Köken
Tanı kelimesi, Türkiye Türkçesi'nde tanı- fiilinden türetilmiştir. Bu fiil, bir şeyi ya da durumu belirlemek, tanımak anlamında kullanılır. Yeni Türkçe'de +ı(g) ekiyle türetilerek, bir durumu ya da hastalığı belirleme, teşhis koyma anlamına gelir. Tanı kelimesi de bu türemiş haline karşılık olarak, bir hastalığın ya da durumun teşhisi anlamında kullanılır.
Kullanım Alanları
Tıp Alanı
- Tanı, genellikle bir hastalığın ya da rahatsızlığın belirlenmesi için kullanılır. Doktorlar, hastaların şikayetlerini ve test sonuçlarını değerlendirerek tanı koyarlar.
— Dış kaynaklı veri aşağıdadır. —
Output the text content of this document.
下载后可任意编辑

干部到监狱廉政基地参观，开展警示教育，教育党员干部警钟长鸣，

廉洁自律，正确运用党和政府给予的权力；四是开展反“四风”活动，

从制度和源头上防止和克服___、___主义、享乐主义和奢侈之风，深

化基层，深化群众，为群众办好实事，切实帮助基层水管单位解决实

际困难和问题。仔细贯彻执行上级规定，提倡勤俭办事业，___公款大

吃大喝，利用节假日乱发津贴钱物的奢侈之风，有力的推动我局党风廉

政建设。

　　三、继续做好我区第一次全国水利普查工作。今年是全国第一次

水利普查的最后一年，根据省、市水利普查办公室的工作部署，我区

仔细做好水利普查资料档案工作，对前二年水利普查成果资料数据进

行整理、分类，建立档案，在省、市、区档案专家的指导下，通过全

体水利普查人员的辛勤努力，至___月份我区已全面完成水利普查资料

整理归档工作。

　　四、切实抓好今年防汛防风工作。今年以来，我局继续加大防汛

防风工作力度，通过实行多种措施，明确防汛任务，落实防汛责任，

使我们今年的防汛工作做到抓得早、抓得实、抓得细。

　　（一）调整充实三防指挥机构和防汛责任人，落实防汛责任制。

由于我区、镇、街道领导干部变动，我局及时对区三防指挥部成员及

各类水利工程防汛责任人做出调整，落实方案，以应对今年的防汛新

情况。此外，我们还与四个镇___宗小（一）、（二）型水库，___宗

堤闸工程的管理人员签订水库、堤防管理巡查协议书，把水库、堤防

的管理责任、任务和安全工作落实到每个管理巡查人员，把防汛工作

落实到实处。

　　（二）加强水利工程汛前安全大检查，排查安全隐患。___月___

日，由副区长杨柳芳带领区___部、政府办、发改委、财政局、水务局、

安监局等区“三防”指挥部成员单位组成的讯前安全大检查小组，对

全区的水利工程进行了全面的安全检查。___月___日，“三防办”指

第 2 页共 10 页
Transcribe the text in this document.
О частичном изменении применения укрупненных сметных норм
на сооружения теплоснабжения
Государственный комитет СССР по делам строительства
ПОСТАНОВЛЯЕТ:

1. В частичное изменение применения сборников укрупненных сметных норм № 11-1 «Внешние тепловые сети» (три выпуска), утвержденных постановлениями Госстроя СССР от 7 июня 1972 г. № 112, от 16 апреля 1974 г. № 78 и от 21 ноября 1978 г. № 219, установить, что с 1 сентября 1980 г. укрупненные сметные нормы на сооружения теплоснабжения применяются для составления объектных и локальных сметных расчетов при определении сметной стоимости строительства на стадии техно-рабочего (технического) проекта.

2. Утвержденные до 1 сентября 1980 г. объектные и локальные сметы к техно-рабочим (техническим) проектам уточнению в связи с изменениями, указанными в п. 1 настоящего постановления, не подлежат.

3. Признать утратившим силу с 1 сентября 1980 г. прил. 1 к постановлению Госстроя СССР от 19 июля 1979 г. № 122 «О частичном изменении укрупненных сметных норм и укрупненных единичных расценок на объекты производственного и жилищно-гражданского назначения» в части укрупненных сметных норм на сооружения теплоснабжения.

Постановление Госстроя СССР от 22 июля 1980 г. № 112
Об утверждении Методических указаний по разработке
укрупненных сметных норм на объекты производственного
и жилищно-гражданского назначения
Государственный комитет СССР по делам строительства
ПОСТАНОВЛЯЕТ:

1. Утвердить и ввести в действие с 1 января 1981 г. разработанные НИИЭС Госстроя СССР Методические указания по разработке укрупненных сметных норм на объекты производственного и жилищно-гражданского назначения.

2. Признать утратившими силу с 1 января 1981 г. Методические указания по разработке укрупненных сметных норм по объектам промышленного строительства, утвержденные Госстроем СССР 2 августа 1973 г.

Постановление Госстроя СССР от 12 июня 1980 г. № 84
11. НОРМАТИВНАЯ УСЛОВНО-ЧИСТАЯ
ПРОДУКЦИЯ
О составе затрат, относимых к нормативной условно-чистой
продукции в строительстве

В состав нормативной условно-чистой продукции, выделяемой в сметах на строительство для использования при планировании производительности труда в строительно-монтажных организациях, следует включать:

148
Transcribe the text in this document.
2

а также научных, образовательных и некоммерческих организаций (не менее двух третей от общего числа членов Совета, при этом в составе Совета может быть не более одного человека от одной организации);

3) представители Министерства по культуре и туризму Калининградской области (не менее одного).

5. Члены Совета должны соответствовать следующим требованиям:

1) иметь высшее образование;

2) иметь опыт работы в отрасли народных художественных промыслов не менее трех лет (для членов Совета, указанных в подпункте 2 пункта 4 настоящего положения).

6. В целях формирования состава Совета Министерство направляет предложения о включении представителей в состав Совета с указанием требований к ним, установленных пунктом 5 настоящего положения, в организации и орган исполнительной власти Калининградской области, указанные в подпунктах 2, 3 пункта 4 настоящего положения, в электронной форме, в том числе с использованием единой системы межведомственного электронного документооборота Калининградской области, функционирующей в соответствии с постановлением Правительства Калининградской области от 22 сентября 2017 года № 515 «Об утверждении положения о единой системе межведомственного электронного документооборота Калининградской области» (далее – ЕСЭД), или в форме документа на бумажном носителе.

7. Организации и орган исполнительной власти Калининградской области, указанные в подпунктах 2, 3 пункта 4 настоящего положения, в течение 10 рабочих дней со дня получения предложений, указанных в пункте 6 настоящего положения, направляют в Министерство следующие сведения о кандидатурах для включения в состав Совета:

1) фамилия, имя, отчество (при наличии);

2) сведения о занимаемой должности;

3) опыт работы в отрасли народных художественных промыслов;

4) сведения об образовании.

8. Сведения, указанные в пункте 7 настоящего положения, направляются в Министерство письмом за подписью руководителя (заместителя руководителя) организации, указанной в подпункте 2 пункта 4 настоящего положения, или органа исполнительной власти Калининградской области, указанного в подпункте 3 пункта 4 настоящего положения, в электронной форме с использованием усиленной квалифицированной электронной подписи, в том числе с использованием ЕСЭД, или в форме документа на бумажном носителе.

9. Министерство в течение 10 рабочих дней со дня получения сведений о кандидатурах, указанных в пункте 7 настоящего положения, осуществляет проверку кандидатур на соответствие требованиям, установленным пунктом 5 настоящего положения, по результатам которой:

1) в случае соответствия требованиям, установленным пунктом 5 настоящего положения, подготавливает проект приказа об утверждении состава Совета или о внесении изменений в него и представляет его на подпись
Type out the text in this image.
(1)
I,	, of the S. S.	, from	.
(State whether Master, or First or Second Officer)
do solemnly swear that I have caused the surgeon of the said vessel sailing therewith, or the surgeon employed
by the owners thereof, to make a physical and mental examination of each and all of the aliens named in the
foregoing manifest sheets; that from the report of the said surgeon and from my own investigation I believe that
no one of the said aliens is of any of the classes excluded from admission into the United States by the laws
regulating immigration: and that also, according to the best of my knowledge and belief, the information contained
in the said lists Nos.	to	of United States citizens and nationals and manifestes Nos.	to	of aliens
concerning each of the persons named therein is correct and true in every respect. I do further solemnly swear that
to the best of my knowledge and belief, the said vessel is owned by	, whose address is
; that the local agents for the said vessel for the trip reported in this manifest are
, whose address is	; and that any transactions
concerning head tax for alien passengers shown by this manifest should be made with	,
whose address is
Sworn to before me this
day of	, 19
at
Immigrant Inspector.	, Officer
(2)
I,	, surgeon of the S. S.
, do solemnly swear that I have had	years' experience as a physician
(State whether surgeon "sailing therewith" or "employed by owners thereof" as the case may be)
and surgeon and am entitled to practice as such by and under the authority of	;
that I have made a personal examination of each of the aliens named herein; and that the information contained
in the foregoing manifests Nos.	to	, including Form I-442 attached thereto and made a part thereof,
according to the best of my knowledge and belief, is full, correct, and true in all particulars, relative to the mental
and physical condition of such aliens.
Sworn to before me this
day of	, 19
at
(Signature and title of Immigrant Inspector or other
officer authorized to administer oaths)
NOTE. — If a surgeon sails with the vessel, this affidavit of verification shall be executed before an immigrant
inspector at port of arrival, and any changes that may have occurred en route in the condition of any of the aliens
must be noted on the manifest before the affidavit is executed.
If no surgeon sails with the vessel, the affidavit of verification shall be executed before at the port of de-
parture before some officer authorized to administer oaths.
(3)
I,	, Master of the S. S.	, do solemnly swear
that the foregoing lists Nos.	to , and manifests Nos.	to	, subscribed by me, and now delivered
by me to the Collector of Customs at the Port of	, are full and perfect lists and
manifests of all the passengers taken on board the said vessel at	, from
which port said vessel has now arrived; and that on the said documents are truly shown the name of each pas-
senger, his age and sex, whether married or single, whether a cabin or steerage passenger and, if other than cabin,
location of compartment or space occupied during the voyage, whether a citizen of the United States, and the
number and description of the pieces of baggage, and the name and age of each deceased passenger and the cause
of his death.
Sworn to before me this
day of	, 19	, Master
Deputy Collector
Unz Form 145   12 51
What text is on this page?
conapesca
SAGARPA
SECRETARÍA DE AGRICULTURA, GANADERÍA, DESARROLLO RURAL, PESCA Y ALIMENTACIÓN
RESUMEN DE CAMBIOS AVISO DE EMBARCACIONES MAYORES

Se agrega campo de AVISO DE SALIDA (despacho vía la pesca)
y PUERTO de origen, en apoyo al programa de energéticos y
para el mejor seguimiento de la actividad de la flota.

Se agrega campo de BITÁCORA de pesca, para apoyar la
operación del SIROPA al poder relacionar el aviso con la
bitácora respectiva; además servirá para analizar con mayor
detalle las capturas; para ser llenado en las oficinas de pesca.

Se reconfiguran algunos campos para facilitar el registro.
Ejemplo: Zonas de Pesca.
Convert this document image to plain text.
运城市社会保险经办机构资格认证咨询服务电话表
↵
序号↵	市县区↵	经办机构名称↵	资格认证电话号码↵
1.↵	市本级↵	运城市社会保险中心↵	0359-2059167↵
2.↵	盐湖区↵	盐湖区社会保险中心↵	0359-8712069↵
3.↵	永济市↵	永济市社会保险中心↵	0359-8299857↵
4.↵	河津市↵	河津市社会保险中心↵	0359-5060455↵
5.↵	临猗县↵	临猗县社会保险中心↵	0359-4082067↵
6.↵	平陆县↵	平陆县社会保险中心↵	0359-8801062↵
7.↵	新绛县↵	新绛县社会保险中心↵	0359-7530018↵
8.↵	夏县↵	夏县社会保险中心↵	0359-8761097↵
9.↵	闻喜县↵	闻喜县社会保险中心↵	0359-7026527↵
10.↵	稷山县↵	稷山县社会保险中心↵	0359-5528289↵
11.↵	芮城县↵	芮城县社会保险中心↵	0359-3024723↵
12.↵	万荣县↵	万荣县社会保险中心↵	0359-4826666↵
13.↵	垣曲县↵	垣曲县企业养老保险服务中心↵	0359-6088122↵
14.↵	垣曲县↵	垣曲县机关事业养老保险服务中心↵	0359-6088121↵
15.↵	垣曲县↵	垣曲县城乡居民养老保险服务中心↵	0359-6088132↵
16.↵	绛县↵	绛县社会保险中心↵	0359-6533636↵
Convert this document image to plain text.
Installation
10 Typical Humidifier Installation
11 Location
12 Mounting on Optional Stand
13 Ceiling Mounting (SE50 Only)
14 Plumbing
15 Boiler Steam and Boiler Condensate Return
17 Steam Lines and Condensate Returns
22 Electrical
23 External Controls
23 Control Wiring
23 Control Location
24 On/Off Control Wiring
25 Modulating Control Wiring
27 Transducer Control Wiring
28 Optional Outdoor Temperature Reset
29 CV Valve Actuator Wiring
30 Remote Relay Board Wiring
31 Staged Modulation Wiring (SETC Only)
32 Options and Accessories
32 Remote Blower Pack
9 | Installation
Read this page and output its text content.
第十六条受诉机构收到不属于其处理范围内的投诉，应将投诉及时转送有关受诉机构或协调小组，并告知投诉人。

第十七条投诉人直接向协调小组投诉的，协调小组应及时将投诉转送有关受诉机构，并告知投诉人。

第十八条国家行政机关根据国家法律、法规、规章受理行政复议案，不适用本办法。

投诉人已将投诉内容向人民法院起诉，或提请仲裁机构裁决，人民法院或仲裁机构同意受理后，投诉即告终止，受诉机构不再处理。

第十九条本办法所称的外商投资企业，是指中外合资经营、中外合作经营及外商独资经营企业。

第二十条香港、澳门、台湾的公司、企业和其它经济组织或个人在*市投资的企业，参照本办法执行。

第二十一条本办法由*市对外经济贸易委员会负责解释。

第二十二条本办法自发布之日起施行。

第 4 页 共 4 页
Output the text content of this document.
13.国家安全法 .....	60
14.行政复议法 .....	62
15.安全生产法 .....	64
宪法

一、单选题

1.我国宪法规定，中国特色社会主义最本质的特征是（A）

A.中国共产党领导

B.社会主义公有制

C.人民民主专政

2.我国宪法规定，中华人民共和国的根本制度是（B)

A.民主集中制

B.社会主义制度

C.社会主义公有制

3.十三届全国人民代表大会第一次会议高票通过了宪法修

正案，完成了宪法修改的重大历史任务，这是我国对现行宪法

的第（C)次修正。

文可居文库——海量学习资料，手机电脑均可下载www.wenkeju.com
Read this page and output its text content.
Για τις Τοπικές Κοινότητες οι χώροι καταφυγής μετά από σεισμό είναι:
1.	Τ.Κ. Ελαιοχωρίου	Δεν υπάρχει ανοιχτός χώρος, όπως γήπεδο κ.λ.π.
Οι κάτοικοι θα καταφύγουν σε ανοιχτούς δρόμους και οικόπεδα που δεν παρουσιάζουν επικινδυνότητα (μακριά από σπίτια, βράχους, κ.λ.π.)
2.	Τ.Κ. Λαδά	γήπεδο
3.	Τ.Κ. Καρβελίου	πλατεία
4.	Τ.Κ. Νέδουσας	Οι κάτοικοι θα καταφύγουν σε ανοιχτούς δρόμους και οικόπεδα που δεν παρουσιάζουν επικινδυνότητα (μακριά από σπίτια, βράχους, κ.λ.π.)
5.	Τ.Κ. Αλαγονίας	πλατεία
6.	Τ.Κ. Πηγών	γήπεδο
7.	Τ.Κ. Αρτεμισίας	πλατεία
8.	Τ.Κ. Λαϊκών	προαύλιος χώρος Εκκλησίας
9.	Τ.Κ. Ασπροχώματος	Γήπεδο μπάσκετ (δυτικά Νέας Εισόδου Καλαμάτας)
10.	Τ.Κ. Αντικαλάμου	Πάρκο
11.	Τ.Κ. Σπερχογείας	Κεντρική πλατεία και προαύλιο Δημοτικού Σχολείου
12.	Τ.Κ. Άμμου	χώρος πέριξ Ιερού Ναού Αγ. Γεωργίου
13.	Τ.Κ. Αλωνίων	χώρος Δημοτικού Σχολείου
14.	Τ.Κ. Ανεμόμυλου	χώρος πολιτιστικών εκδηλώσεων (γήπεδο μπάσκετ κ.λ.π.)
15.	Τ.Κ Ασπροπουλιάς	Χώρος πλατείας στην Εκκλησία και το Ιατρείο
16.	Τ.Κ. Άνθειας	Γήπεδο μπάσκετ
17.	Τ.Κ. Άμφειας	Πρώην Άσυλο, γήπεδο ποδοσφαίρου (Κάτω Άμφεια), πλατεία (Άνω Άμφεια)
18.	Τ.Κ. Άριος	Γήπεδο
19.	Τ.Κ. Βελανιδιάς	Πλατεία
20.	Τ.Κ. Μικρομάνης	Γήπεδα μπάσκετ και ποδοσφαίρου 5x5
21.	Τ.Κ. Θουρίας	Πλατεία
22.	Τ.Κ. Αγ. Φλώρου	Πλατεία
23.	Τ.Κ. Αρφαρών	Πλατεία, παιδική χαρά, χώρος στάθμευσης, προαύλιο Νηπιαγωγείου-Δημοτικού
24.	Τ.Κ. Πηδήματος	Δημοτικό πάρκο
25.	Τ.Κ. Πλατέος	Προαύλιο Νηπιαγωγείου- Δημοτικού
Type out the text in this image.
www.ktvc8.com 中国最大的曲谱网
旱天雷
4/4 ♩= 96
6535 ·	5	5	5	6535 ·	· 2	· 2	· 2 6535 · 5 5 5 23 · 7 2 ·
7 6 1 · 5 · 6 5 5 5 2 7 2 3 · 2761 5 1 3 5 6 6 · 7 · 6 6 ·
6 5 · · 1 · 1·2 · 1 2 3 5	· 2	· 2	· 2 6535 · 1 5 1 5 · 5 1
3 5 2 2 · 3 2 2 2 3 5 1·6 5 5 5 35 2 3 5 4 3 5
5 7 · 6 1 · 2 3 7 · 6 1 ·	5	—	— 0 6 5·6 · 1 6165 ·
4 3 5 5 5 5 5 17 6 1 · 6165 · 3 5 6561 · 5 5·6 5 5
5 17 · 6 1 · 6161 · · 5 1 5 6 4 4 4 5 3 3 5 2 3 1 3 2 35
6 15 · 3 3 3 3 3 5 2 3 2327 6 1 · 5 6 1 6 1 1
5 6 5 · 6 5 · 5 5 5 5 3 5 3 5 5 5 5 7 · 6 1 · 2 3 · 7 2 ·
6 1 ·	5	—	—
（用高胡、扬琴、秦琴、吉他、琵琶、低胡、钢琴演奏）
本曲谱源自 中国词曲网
- Örnek: Doktor, hastanın belirtilerini gözden geçirerek doğru tanıyı koydu.
Psikoloji
- Tanı, psikolojik sorunları belirlemek için de kullanılır. Psikologlar ve psikiyatristler, hastaların davranışlarını ve semptomlarını değerlendirerek psikolojik tanı koyarlar.
- Örnek: Psikolog, hastaya anksiyete bozukluğu tanısı koydu.
Eğitim ve Öğretim
- Eğitimde, bir öğrencinin yeteneklerini ve öğrenme düzeyini belirlemek için yapılan testler ve değerlendirmeler de tanı olarak adlandırılabilir.
- Örnek: Öğretmen, öğrencilere yönelik yapılan testler sonucunda öğrencinin başarı düzeyini tanıladı.
Hukuk
- Hukuk alanında da tanı, bir durumu ya da olayı belirlemek, değerlendirmek anlamında kullanılabilir.
- Örnek: Savcı, suçlu ya da suçsuz olduğuna dair bir tanı koyamaz, bunun için mahkeme kararı gereklidir.